A girl from Long Island is inexplicably welcomed into the clique of five more wordily teenagers from Manhattan at a summer arts camp in 1974. Jules Jacobson, changing her name from the mundane Julie to feel less like a unsophisticated outsider, is launched on a lifelong ambition to live up to the group’s self-chosen name: “The Interestings.”

Meg Wolitzer’s ninth novel details the next nearly four decades of the group’s members, among whom Spirit-in-the-Woods camp instilled a lasting connection and in one—protagonist Jules—a chronic yearning. Only Ethan, a brilliant animator, would succeed spectacularly, and only Goodman Wolf would end up a loser. The others would occupy that middle ground that is the niche of most of us who don’t have an incredible talent.
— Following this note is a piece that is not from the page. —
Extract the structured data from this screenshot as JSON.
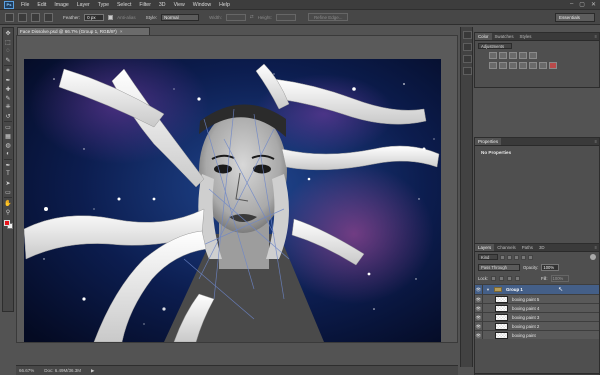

Ordinariness is dissatisfying to Jules, particularly when she compares herself with the spectacular wealth of Ethan and his wife, Ash, another of The Interestings, Goodman’s sister, and Jules’s best friend.

Wolitzer relates the individual histories against the backdrop of historical references, suggesting she intends her characters to represent their generation. Jules gives up her notion of acting, becames a social worker, and marries an ultrasound technologist who suffers from depression; they are never financially comfortable. Ethan’s money and reputation probably help along Ash’s moderate success as a playwright. Goodman lives in pathetic exile in Iceland, having fled there to escape trial on the charge of raping another member of the group, Cathy, who drops out of the picture. Having had his songs ripped off at age 11 when a friend of his folksinger mother drugged him, Jonas abandons his musical talent and becomes a successful but unfulfilled engineer.

The novel is full of astute observations about envy, relationships, talent, career ups and downs, money, success, and what makes life satisfying. Despite a sad ending, it is warm-hearted and hopeful, with a couple of the characters breaking through longstanding emotional blocks. Near the conclusion Jules and her husband, Dennis, give up their jobs to be 50-year-old camp directors of Spirit-in-the-Woods. Jules realizes not only that she can’t reenact The Interestings but that being interesting isn’t a standard for living or evaluating one’s life.